Rapor Bu ülkelerdeki baskının -uzun hapis cezaları, önleyici gözaltı ve taciz dahil- hükümetlerin ifade, toplanma ve örgütlenme özgürlüğü gibi temel hakları koruma konusundaki yasal sorumluluğunun ihlali olduğunu buldu.
Ayrıca, aynı hükümetlerin gelişmekte olan ülkelerdeki rejimleri barışçıl protesto hakkına saygı göstermedikleri için sık sık nasıl eleştirdiklerini de vurguluyor.

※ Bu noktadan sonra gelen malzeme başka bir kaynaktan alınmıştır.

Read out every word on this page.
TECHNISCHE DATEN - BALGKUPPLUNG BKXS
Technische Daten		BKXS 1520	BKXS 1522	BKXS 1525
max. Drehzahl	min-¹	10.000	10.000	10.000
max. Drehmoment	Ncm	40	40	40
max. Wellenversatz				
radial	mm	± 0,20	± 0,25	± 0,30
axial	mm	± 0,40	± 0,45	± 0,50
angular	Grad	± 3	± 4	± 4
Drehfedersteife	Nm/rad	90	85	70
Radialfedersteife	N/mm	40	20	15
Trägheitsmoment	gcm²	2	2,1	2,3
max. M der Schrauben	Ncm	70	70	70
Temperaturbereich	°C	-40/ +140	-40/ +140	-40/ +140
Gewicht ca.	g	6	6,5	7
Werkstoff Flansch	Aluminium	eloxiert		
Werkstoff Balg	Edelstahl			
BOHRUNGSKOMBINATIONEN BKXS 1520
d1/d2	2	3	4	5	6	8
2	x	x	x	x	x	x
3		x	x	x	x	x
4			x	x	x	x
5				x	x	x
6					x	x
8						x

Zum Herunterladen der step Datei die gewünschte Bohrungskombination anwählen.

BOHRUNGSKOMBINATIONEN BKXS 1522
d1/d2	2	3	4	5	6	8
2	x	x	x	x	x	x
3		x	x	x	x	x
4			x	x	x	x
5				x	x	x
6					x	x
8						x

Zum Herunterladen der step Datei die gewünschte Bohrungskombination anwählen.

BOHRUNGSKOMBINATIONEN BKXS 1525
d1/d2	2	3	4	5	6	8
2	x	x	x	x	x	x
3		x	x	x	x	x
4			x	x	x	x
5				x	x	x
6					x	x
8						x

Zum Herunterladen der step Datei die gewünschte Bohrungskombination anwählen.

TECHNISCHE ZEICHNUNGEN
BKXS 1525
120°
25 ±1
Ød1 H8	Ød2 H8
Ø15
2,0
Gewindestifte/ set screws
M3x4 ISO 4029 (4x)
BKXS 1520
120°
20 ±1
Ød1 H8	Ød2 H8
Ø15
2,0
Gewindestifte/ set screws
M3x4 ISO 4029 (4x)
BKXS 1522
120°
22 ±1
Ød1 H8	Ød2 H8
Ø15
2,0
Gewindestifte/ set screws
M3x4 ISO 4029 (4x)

Climate Rights International direktörü Brad Adams, "Hükümetler diğer ülkelerde barışçıl protesto hakkı konusunda çok sık güçlü ve ilkeli bir görüşe sahip oluyorlar – ancak kendi ülkelerinde belirli türden protestoları beğenmediklerinde yasalar çıkarıyorlar ve onları durdurmak için polisi görevlendiriyorlar" diyor.

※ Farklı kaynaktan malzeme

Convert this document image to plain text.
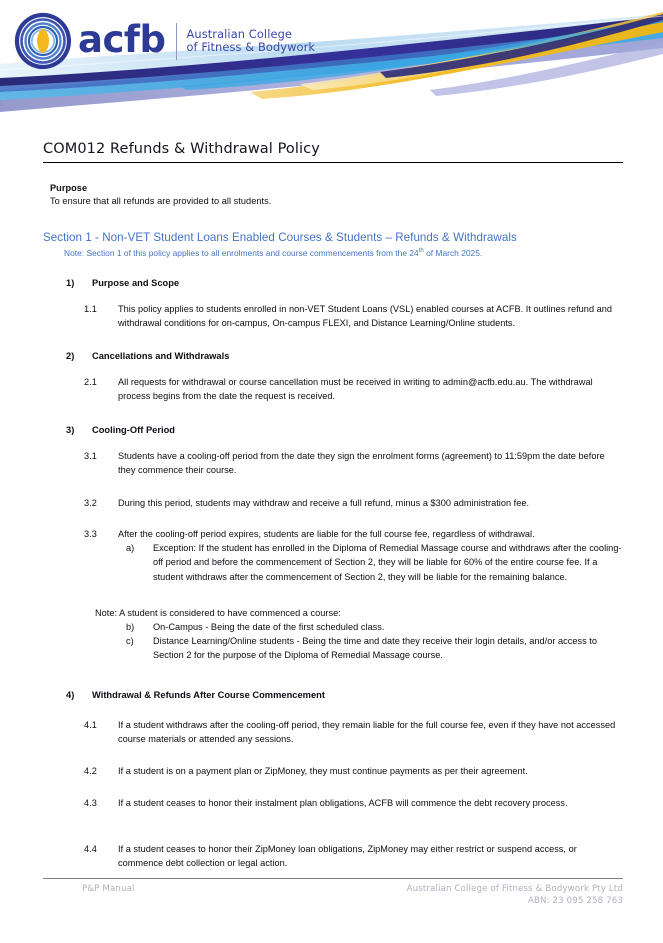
acfb Australian College
of Fitness & Bodywork
COM012 Refunds & Withdrawal Policy
Purpose
To ensure that all refunds are provided to all students.
Section 1 - Non-VET Student Loans Enabled Courses & Students – Refunds & Withdrawals
Note: Section 1 of this policy applies to all enrolments and course commencements from the 24th of March 2025.
1)	Purpose and Scope
1.1	This policy applies to students enrolled in non-VET Student Loans (VSL) enabled courses at ACFB. It outlines refund and withdrawal conditions for on-campus, On-campus FLEXI, and Distance Learning/Online students.
2)	Cancellations and Withdrawals
2.1	All requests for withdrawal or course cancellation must be received in writing to admin@acfb.edu.au. The withdrawal process begins from the date the request is received.
3)	Cooling-Off Period
3.1	Students have a cooling-off period from the date they sign the enrolment forms (agreement) to 11:59pm the date before they commence their course.
3.2	During this period, students may withdraw and receive a full refund, minus a $300 administration fee.
3.3	After the cooling-off period expires, students are liable for the full course fee, regardless of withdrawal.
a)	Exception: If the student has enrolled in the Diploma of Remedial Massage course and withdraws after the cooling-off period and before the commencement of Section 2, they will be liable for 60% of the entire course fee. If a student withdraws after the commencement of Section 2, they will be liable for the remaining balance.
Note: A student is considered to have commenced a course:
b)	On-Campus - Being the date of the first scheduled class.
c)	Distance Learning/Online students - Being the time and date they receive their login details, and/or access to Section 2 for the purpose of the Diploma of Remedial Massage course.
4)	Withdrawal & Refunds After Course Commencement
4.1	If a student withdraws after the cooling-off period, they remain liable for the full course fee, even if they have not accessed course materials or attended any sessions.
4.2	If a student is on a payment plan or ZipMoney, they must continue payments as per their agreement.
4.3	If a student ceases to honor their instalment plan obligations, ACFB will commence the debt recovery process.
4.4	If a student ceases to honor their ZipMoney loan obligations, ZipMoney may either restrict or suspend access, or commence debt collection or legal action.
P&P Manual	Australian College of Fitness & Bodywork Pty Ltd
ABN: 23 095 258 763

Avrupa, ABD ve İngiltere genelinde yetkililer şiddet içermeyen iklim protestolarına kitlesel tutuklamalar ve uzun hapis cezalarıyla sonuçlanan zalimce yeni yasalarla yanıt verdi. Bazı durumlarda protestolara katılanlar politikacılar ve medya tarafından holigan, sabotajcı veya eko-terörist olarak etiketlendi.

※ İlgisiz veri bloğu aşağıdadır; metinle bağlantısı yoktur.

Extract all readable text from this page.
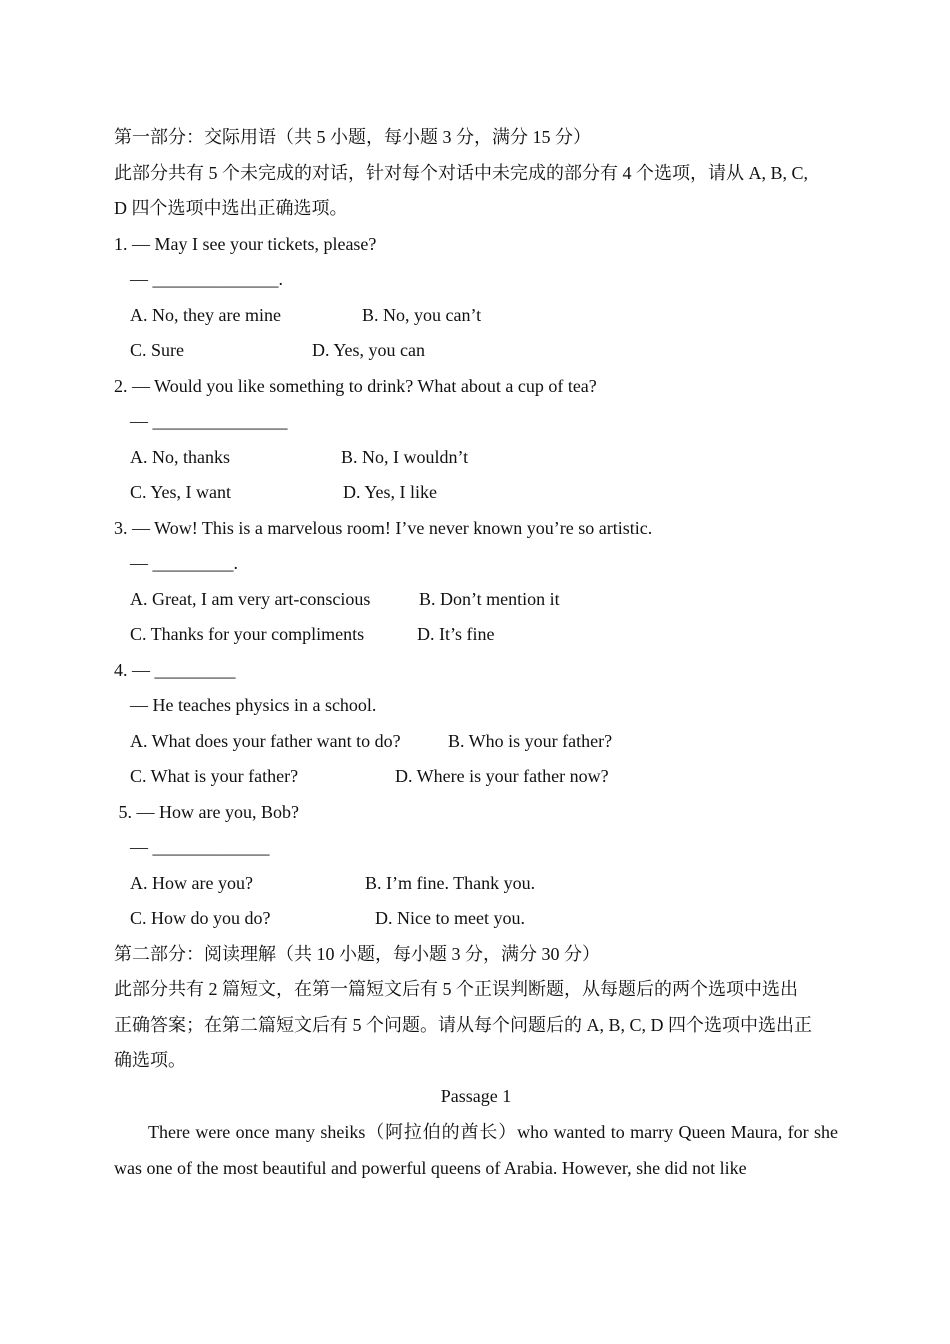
第一部分：交际用语（共 5 小题，每小题 3 分，满分 15 分）
此部分共有 5 个未完成的对话，针对每个对话中未完成的部分有 4 个选项，请从 A, B, C,
D 四个选项中选出正确选项。
1. — May I see your tickets, please?
— ______________.
A. No, they are mine	B. No, you can’t
C. Sure	D. Yes, you can
2. — Would you like something to drink? What about a cup of tea?
— _______________
A. No, thanks	B. No, I wouldn’t
C. Yes, I want	D. Yes, I like
3. — Wow! This is a marvelous room! I’ve never known you’re so artistic.
— _________.
A. Great, I am very art-conscious	B. Don’t mention it
C. Thanks for your compliments	D. It’s fine
4. — _________
— He teaches physics in a school.
A. What does your father want to do?	B. Who is your father?
C. What is your father?	D. Where is your father now?
5. — How are you, Bob?
— _____________
A. How are you?	B. I’m fine. Thank you.
C. How do you do?	D. Nice to meet you.
第二部分：阅读理解（共 10 小题，每小题 3 分，满分 30 分）
此部分共有 2 篇短文，在第一篇短文后有 5 个正误判断题，从每题后的两个选项中选出
正确答案；在第二篇短文后有 5 个问题。请从每个问题后的 A, B, C, D 四个选项中选出正
确选项。
Passage 1
There were once many sheiks（阿拉伯的酋长）who wanted to marry Queen Maura, for she was one of the most beautiful and powerful queens of Arabia. However, she did not like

Üst düzey insan hakları savunucuları ve çevre kampanyacıları baskı konusunda endişelerini dile getirdiler ve hükümetleri şiddet içermeyen protesto hakkını korumaya çağırdılar.
BM'nin insan hakları savunucuları özel raportörü Mary Lawlor geçen yıl Guardian'a, "Bu savunucular temelde gezegeni kurtarmaya çalışıyor ve bunu yaparken de insanlığı kurtarıyor," demişti. "Bunlar korumamız gereken insanlar, ancak hükümetler ve şirketler tarafından etkisiz hale getirilmesi gereken bir tehdit olarak görülüyorlar. Sonuçta mesele güç ve ekonomi."